The Laue technique and its application

Max Von Laue (from Die Entdeckung der Kristalle, Fabian, Eginhard, 1 Auflage, Leipzig, Dt.  Verlag f. Grundstoffind., p. 126, 1986, photo courtesy of J. Lange).

On the 8th of June 1912, during a meeting of the Deutsche Physicalische Gesellschaft in Berlin, the German physicist Max Felix Theodor Von Laue reported on a discovery he had made together with Friedrich and Knipping, the observation of the diffraction of X-rays by crystals. This experiment proved the wave nature of X-rays and the space lattice hypothesis of crystals. The experimental setup consisted of an X-ray tube, diaphragms, the crystal, and the film plate.

Einstein later wrote to Von Laue, "Your experiment is one of the most beautiful experiences from the physical sciences" (Herneck. F., Max v. Laue, Biographien Hervorragender Naturwissenschaftler, Techniker und Mediziner, Vol. 42, Leipzig 1979, p.35).

The first diffraction pattern. (Photo courtesy of J. Lange.)

Since that time, the Laue technique has been used mainly for symmetry and orientation studies and the experimental setup has not changed much. Sometimes the X-ray tube is replaced by a synchrotron radiation source in order to permit shorter exposure times and the film is replaced by two-dimensional detectors with high sensitivity. Offsetting the advantage of simplicity, this method has two serious drawbacks:

• Each reflection is recorded with a different unknown wavelength, and
• all orders of a reflection are superimposed in the same spot on the film.

Van Laue's experimental set-up. (Photo courtesy of J. Lange.)

Recently attempts have been made to combine the Laue technique with modern diffractometer devices. The Laue diffractometer, described by the author at the Dresden European Crystallographic Meeting in the fall of 1994, was constructed on a proposal of Prof. Burzlaff. It is a four-circle diffractometer with two detector axes Q and n perpendicular to each other and two crystal axes w and d with an inclination angle of 30°; w and Q are concentric. The detector is a conventional proportional counter with multichannel analyzer. The X-ray source is an ordinary tungsten tube (2kW). The diffractometer is especially designed in order to measure integrated intensities by the Laue technique for X-ray structure analysis of single crystals.
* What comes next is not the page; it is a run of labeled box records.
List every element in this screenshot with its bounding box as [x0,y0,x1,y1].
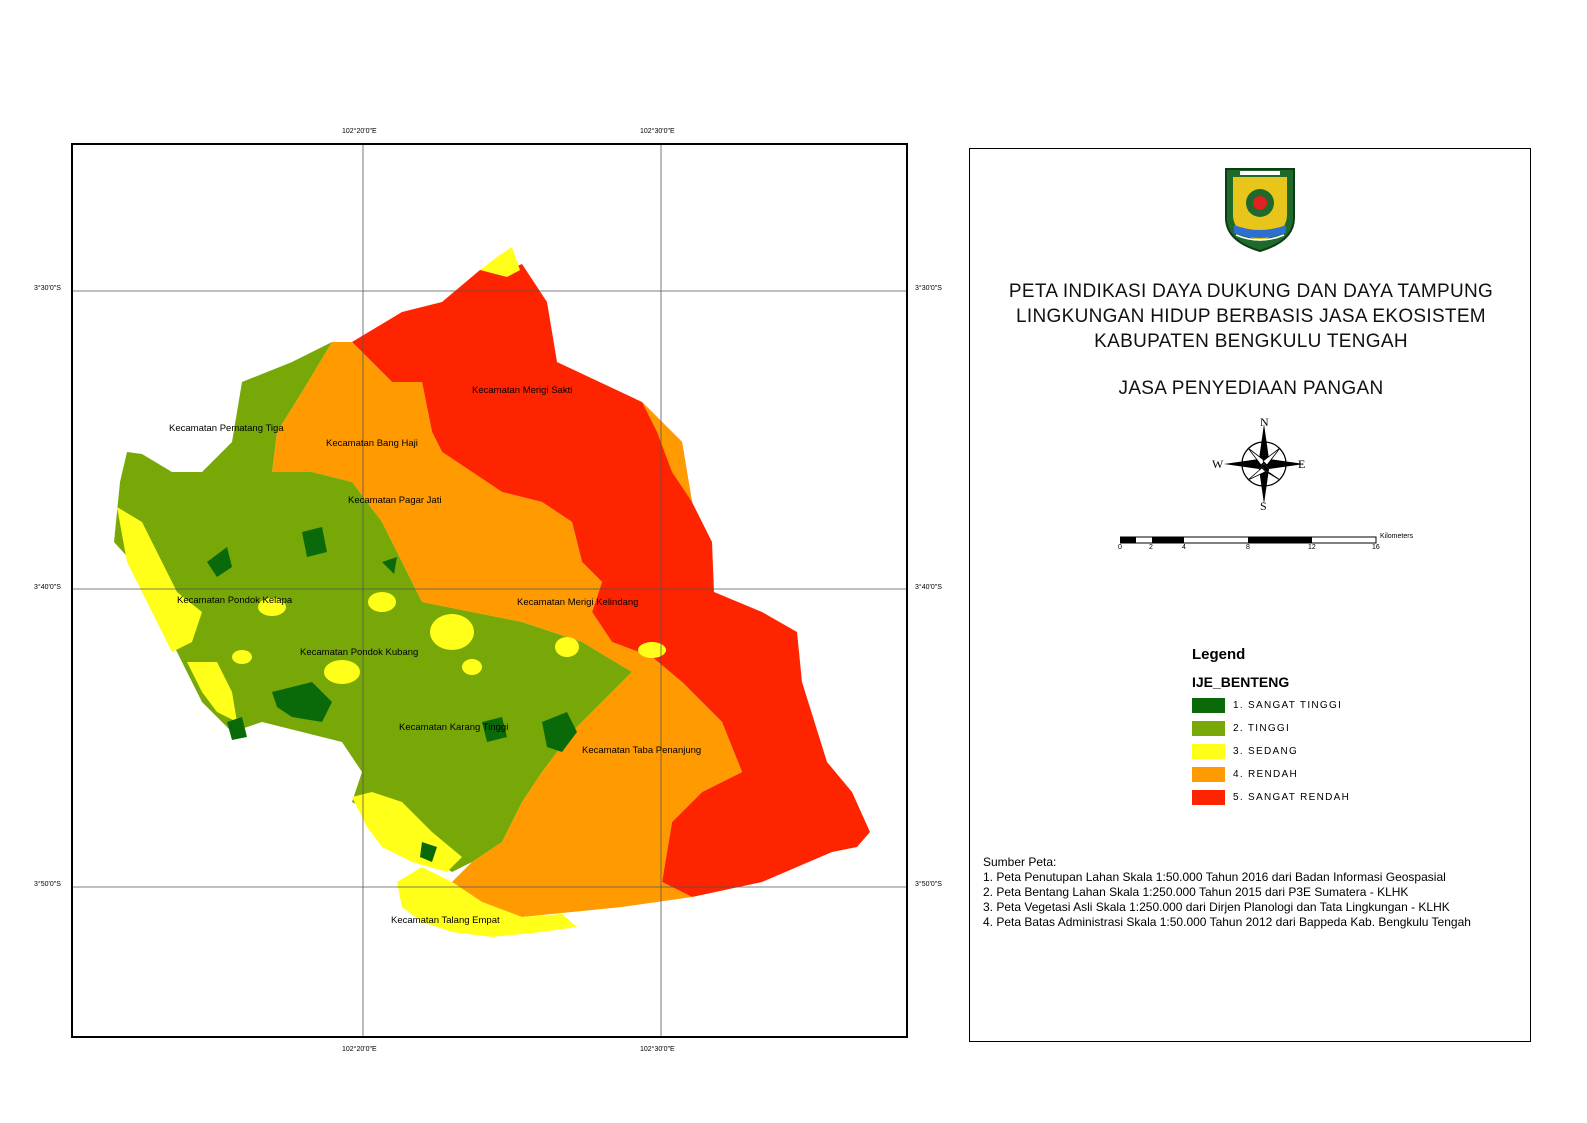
map-title-line-1: PETA INDIKASI DAYA DUKUNG DAN DAYA TAMPU… [1008,281,1494,302]
legend-label: 5. SANGAT RENDAH [1233,792,1351,803]
place-pondok-kubang[interactable]: Kecamatan Pondok Kubang [300,647,419,658]
legend-swatch [1192,698,1225,713]
emblem-logo [1225,168,1295,253]
scale-unit: Kilometers [1380,533,1414,540]
region-rendah [272,342,742,917]
region-sedang-patch-4 [555,637,579,657]
source-item-1: 1. Peta Penutupan Lahan Skala 1:50.000 T… [983,870,1446,884]
lat-label-right-2: 3°40'0"S [915,584,942,591]
scale-tick-2: 2 [1149,544,1153,551]
compass-north: N [1260,415,1269,429]
legend-swatch [1192,721,1225,736]
region-rendah-east [642,402,692,502]
legend-item-sangat-rendah[interactable]: 5. SANGAT RENDAH [1192,790,1350,805]
place-merigi-sakti[interactable]: Kecamatan Merigi Sakti [472,385,573,396]
scale-tick-12: 12 [1308,544,1316,551]
legend-label: 1. SANGAT TINGGI [1233,700,1343,711]
scale-tick-4: 4 [1182,544,1186,551]
source-item-3: 3. Peta Vegetasi Asli Skala 1:250.000 da… [983,900,1450,914]
map-title-line-3: KABUPATEN BENGKULU TENGAH [1094,331,1408,352]
place-pondok-kelapa[interactable]: Kecamatan Pondok Kelapa [177,595,293,606]
compass-south: S [1260,499,1267,513]
map-canvas [73,145,906,1036]
legend-swatch [1192,790,1225,805]
place-karang-tinggi[interactable]: Kecamatan Karang Tinggi [399,722,509,733]
compass-icon [1224,424,1304,504]
source-item-2: 2. Peta Bentang Lahan Skala 1:250.000 Ta… [983,885,1409,899]
region-sedang-patch-2 [368,592,396,612]
legend-label: 3. SEDANG [1233,746,1299,757]
region-sangat-tinggi-7 [302,527,327,557]
compass-rose: N S W E [1212,415,1306,513]
place-pematang-tiga[interactable]: Kecamatan Pematang Tiga [169,423,284,434]
lat-label-left-3: 3°50'0"S [34,881,61,888]
lat-label-right-1: 3°30'0"S [915,285,942,292]
map-sources: Sumber Peta: 1. Peta Penutupan Lahan Ska… [983,855,1471,930]
lon-label-top-2: 102°30'0"E [640,128,675,135]
map-title-line-2: LINGKUNGAN HIDUP BERBASIS JASA EKOSISTEM [1016,306,1486,327]
region-sedang-patch-7 [258,598,286,616]
scale-bar [1120,536,1377,544]
legend-heading: Legend [1192,646,1246,663]
scale-tick-16: 16 [1372,544,1380,551]
lon-label-top-1: 102°20'0"E [342,128,377,135]
region-sedang-patch-5 [638,642,666,658]
legend-item-sangat-tinggi[interactable]: 1. SANGAT TINGGI [1192,698,1342,713]
source-item-4: 4. Peta Batas Administrasi Skala 1:50.00… [983,915,1471,929]
region-sedang-south [397,867,577,937]
place-talang-empat[interactable]: Kecamatan Talang Empat [391,915,500,926]
compass-west: W [1212,457,1224,471]
legend-label: 2. TINGGI [1233,723,1291,734]
region-sangat-tinggi-5 [420,842,437,862]
map-frame[interactable]: Kecamatan Merigi Sakti Kecamatan Pematan… [71,143,908,1038]
scale-tick-0: 0 [1118,544,1122,551]
region-sangat-tinggi-8 [482,717,507,742]
region-sangat-tinggi-4 [382,557,397,574]
region-sangat-tinggi-2 [542,712,577,752]
legend-item-sedang[interactable]: 3. SEDANG [1192,744,1298,759]
lat-label-left-2: 3°40'0"S [34,584,61,591]
lat-label-right-3: 3°50'0"S [915,881,942,888]
legend-swatch [1192,767,1225,782]
legend-label: 4. RENDAH [1233,769,1299,780]
legend-layer-name: IJE_BENTENG [1192,674,1290,690]
lon-label-bottom-2: 102°30'0"E [640,1046,675,1053]
legend-item-tinggi[interactable]: 2. TINGGI [1192,721,1290,736]
legend-swatch [1192,744,1225,759]
region-sangat-tinggi-3 [227,717,247,740]
region-sedang-patch-8 [232,650,252,664]
sources-heading: Sumber Peta: [983,855,1057,869]
region-sedang-patch-1 [430,614,474,650]
map-subtitle: JASA PENYEDIAAN PANGAN [1118,378,1384,399]
region-sedang-west [117,507,202,652]
place-pagar-jati[interactable]: Kecamatan Pagar Jati [348,495,442,506]
region-sedang-patch-3 [324,660,360,684]
place-bang-haji[interactable]: Kecamatan Bang Haji [326,438,418,449]
region-sangat-tinggi-6 [207,547,232,577]
place-taba-penanjung[interactable]: Kecamatan Taba Penanjung [582,745,702,756]
legend-item-rendah[interactable]: 4. RENDAH [1192,767,1298,782]
region-sangat-tinggi-1 [272,682,332,722]
region-sedang-patch-6 [462,659,482,675]
info-panel: PETA INDIKASI DAYA DUKUNG DAN DAYA TAMPU… [969,148,1531,1042]
place-merigi-kelindang[interactable]: Kecamatan Merigi Kelindang [517,597,639,608]
region-sedang-west2 [187,662,237,722]
scale-tick-8: 8 [1246,544,1250,551]
lat-label-left-1: 3°30'0"S [34,285,61,292]
region-sangat-rendah [352,264,870,897]
lon-label-bottom-1: 102°20'0"E [342,1046,377,1053]
region-sedang-north [480,247,520,277]
compass-east: E [1298,457,1306,471]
By means of the crystal axes, the integrated intensity of each scattering vector can be recorded at different wavelengths. So it is possible to investigate effects which depend on wavelength, like anomalous dispersion, secondary and primary extinction, and absorption. Furthermore the orders of a reflection which are superimposed in the same spot can be separated by the energy dispersive detector system. In this way the relative proportion of the orders can be observed.

A medium sized inorganic structure has been used to demonstrate that surprisingly good crystallographic information can be obtained with the Laue technique, despite the use of a simple detector system and the low intensity of an ordinary X-ray tube. The accuracy of the measured integrated intensities of X-rays is comparable to that of data collected by conventional techniques in a comparable time.

The diffractometer was also used to get detailed information about the spectrum of the white bremsstrahlung and characteristic radiation of the tungsten X-ray tube. The results are in very good agreement with Kramers' theory. These results are important for the comparison of intensity data collected at different wavelengths.

At the moment the effect of extinction at different wavelengths is being investigated. It has been found that the extinction effect is considerably less by the Laue technique than with the monochromatic technique.